PRIMARY OR SECONDARY? TESTING THE NEOPROTEROZOIC SUPERHEAVY PYRITE BY SIMS

The Neoproterozoic sulfur isotope (δ³⁴S) record is characterized by anomalously high pyrite δ³⁴S values that are even higher than the contemporaneous sulfate δ³⁴S values. These pyrites are commonly known as ''superheavy pyrite'', and have been reported globally, including the Cryogenian Datangpo Formation in South China. Various models have been proposed to interpret the Datangpo superheavy pyrite, including extremely low concentrations of sulfate in seawater, and/or the existence of a geographically isolated or chemically stratified ocean. Notably, all the published models assume a microbial sulfate reduction (MSR) origin for the superheavy pyrite. This assumption hypothesizes that all the pyrites formed in the water column or during early diagenesis in shallow marine sediment.
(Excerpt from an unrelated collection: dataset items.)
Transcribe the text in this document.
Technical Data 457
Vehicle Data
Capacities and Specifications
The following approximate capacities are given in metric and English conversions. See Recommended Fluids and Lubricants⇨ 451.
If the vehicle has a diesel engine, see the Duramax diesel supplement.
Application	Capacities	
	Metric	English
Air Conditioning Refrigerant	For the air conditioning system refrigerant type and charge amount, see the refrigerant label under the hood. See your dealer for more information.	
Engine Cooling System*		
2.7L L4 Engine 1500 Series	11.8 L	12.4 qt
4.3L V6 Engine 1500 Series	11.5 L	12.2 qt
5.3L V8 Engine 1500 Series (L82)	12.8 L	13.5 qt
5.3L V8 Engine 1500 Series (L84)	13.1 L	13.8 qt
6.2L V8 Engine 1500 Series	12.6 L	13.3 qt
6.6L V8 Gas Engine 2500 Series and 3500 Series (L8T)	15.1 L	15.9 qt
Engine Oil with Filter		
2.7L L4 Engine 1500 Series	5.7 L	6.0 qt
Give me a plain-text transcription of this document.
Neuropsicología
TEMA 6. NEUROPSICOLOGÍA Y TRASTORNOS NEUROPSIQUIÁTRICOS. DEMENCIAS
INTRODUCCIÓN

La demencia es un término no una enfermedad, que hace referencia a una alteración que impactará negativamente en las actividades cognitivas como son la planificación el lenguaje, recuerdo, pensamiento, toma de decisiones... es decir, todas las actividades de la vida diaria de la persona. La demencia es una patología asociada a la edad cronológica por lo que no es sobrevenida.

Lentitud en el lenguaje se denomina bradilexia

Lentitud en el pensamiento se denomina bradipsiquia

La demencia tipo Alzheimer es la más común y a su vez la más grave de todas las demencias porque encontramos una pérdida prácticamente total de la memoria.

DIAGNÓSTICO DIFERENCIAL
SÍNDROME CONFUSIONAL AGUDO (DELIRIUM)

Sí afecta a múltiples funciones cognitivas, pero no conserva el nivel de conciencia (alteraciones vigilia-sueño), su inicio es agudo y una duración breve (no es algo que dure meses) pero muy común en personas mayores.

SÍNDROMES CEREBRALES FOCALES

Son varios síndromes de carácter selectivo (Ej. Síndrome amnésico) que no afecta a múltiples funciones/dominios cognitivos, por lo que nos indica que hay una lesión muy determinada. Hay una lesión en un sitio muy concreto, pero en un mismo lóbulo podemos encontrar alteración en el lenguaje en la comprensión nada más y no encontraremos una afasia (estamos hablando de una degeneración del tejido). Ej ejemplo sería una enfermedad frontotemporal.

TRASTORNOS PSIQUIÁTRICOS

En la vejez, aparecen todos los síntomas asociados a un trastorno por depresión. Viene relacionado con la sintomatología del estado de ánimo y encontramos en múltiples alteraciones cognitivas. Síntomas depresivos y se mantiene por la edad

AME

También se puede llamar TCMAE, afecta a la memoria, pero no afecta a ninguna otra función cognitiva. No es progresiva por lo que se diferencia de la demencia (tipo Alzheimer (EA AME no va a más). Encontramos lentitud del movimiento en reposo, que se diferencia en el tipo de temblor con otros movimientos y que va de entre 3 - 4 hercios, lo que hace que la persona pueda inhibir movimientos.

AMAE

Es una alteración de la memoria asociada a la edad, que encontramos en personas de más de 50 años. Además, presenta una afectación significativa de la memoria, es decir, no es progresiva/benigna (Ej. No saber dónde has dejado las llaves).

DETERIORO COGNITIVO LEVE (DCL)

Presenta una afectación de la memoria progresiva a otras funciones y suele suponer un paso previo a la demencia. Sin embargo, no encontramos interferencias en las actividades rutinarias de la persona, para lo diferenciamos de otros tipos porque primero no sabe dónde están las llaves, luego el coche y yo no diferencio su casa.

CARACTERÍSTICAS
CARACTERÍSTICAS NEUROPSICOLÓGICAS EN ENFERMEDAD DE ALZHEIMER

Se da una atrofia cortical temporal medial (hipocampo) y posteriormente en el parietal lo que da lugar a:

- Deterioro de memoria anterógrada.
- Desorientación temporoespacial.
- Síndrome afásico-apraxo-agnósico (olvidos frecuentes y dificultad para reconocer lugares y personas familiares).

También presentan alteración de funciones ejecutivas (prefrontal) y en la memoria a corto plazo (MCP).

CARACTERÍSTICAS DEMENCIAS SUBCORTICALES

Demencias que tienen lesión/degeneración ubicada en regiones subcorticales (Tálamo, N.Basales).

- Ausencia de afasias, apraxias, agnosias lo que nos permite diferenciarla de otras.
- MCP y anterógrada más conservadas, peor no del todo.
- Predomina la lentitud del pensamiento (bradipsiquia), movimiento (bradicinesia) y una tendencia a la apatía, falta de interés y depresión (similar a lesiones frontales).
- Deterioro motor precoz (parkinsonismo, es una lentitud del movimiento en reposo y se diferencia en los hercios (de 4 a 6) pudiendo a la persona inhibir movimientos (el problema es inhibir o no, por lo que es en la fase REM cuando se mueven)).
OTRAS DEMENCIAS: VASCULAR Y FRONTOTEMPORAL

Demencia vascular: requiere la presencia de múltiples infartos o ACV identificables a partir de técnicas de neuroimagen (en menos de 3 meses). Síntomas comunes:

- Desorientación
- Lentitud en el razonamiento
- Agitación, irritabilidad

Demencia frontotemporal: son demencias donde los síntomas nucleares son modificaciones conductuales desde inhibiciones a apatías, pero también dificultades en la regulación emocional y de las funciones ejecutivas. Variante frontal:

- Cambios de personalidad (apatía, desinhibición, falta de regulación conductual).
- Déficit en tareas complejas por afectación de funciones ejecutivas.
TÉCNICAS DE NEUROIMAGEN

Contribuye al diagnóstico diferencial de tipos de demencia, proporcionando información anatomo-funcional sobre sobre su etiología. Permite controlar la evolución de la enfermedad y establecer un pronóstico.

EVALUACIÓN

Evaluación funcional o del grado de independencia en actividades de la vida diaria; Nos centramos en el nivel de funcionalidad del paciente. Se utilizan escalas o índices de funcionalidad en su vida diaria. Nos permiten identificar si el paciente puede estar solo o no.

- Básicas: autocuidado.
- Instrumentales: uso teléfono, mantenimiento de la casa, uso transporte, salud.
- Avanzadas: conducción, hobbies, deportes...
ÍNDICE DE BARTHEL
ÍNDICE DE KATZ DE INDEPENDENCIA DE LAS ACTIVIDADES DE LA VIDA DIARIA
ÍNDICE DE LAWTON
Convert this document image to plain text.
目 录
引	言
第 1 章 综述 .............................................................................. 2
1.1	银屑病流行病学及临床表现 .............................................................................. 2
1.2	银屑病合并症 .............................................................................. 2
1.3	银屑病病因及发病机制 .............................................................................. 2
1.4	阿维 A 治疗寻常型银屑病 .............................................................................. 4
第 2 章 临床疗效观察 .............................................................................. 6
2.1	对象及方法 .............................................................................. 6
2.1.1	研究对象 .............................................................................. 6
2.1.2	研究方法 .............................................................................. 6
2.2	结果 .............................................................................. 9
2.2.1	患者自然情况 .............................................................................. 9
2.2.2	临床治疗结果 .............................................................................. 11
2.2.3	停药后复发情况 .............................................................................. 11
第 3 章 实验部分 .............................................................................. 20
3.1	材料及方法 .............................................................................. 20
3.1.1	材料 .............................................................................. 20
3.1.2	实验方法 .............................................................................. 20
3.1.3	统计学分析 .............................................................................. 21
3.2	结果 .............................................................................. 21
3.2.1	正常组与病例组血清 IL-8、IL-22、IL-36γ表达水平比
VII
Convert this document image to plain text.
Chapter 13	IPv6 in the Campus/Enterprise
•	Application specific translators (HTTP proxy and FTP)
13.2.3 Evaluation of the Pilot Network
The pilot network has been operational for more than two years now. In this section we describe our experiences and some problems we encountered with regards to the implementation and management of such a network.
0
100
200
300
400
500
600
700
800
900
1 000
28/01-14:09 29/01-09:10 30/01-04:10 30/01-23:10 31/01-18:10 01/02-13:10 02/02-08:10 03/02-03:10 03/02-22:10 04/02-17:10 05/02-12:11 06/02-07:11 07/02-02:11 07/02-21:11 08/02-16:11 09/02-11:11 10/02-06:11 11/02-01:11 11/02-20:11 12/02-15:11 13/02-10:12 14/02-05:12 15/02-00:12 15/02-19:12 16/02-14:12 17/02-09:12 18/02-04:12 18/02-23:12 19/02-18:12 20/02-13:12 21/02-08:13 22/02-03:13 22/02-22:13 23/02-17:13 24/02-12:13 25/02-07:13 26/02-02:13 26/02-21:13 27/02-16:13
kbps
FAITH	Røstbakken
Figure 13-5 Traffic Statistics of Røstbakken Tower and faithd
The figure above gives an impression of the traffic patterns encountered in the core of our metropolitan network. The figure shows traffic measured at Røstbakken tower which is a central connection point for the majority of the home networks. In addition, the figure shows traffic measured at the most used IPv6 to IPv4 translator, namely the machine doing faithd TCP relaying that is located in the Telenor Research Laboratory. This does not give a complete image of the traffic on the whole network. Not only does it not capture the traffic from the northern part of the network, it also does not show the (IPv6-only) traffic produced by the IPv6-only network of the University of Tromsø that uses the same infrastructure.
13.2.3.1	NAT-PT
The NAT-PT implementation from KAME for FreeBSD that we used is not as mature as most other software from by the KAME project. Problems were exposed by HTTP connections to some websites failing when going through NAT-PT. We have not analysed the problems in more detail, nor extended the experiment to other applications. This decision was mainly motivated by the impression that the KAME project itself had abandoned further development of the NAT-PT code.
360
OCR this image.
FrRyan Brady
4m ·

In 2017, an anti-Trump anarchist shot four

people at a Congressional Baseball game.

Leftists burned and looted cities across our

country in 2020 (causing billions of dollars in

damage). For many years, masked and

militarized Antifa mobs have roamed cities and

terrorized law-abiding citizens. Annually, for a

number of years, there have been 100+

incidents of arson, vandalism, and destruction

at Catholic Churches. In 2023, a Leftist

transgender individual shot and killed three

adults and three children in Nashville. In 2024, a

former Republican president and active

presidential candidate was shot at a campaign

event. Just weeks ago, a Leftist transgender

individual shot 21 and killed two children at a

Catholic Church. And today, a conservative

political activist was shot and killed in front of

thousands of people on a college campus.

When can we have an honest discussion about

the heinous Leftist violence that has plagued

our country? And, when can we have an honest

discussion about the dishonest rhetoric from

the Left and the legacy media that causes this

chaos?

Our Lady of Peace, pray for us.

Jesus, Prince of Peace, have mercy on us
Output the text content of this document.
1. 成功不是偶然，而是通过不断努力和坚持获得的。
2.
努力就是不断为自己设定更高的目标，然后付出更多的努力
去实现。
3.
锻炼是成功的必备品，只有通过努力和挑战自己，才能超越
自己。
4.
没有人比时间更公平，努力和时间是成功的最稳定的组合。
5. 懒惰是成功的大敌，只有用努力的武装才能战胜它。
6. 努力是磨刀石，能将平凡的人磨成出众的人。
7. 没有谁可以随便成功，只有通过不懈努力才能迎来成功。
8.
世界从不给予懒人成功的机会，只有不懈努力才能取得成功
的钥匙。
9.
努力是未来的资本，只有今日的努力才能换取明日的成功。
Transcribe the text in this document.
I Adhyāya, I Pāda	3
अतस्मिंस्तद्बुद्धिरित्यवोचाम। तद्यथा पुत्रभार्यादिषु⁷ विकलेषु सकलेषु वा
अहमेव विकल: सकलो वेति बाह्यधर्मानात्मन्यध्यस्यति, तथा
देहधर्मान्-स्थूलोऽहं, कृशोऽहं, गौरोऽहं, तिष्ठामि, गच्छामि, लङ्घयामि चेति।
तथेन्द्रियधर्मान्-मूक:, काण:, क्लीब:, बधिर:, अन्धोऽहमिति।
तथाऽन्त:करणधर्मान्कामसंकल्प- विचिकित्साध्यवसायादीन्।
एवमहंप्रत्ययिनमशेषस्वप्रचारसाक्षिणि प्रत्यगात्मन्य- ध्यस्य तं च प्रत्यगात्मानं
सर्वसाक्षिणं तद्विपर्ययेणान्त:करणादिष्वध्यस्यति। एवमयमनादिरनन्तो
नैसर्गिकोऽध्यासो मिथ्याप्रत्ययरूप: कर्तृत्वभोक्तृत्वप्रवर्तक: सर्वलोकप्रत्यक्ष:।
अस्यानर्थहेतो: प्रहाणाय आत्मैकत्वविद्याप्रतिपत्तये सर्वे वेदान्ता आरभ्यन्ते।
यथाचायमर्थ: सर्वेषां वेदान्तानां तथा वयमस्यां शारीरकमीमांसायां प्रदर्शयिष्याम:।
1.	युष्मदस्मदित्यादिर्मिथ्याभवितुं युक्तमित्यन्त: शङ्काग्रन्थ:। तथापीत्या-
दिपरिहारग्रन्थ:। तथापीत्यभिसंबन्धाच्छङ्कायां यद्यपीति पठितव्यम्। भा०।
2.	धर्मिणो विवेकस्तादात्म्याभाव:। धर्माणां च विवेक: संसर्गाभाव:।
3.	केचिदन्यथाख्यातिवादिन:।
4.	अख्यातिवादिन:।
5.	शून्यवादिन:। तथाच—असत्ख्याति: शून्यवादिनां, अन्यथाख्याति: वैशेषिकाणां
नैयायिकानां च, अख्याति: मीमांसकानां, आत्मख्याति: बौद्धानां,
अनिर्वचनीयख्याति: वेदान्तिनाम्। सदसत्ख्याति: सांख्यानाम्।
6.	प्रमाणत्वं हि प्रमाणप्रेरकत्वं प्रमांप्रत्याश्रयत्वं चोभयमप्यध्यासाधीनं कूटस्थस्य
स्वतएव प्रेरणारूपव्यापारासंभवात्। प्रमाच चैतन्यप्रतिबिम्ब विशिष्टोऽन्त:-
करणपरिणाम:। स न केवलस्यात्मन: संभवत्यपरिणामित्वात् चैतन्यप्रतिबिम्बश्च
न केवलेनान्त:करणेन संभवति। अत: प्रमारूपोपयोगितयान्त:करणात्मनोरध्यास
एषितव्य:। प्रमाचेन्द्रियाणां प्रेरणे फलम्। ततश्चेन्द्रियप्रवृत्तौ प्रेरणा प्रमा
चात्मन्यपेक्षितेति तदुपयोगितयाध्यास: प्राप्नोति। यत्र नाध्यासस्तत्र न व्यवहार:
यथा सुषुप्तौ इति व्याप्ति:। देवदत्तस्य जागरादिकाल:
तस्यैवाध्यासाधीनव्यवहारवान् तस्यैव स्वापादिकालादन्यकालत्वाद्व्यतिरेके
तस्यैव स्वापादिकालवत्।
To evaluate these models, integrated petrographic and in situ δ³⁴S analyses were conducted using SEM-SIMS technique for the Datangpo pyrite at unprecedented spatial resolution (3 μm ion beam diameter). For the first time, a bimodal distribution of δ³⁴S values are found in this study to be closely coupled with distinct paragenesis of pyrites in the Datangpo Formation. The isotopically light pyrites (δ³⁴S from +16.6‰ to +26.7‰) show a disseminated feature in petrography and are likely to be early authigenic in origin. In contrast, the Datangpo superheavy pyrites (δ³⁴S from +56.3‰ to +71.0‰) are mostly nodules or veins petrographically replacing rhodochrosite and illite, which we interpret as a late diagenetic product. Moreover, the Datangpo superheavy pyrites were found exclusively along ancient faults in South China, suggesting intimate association with external fluids. Based on these lines of sedimentological and geochemical evidence at both basinal- and μm-scales, we argue that the Datangpo superheavy pyrite may have formed via thermochemical sulfate reduction (TSR) after deposition. Therefore, previous models that assume a MSR origin should be reevaluated. Our results suggest that post-depositional TSR can play an influential role in generating high δ³⁴S values. Consequently, interpretations of high δ³⁴S values from the ancient geological record should evaluate the influence of post-depositional processes in generating superheavy pyrite associated with noteworthy biogeochemical events in the Earth's history.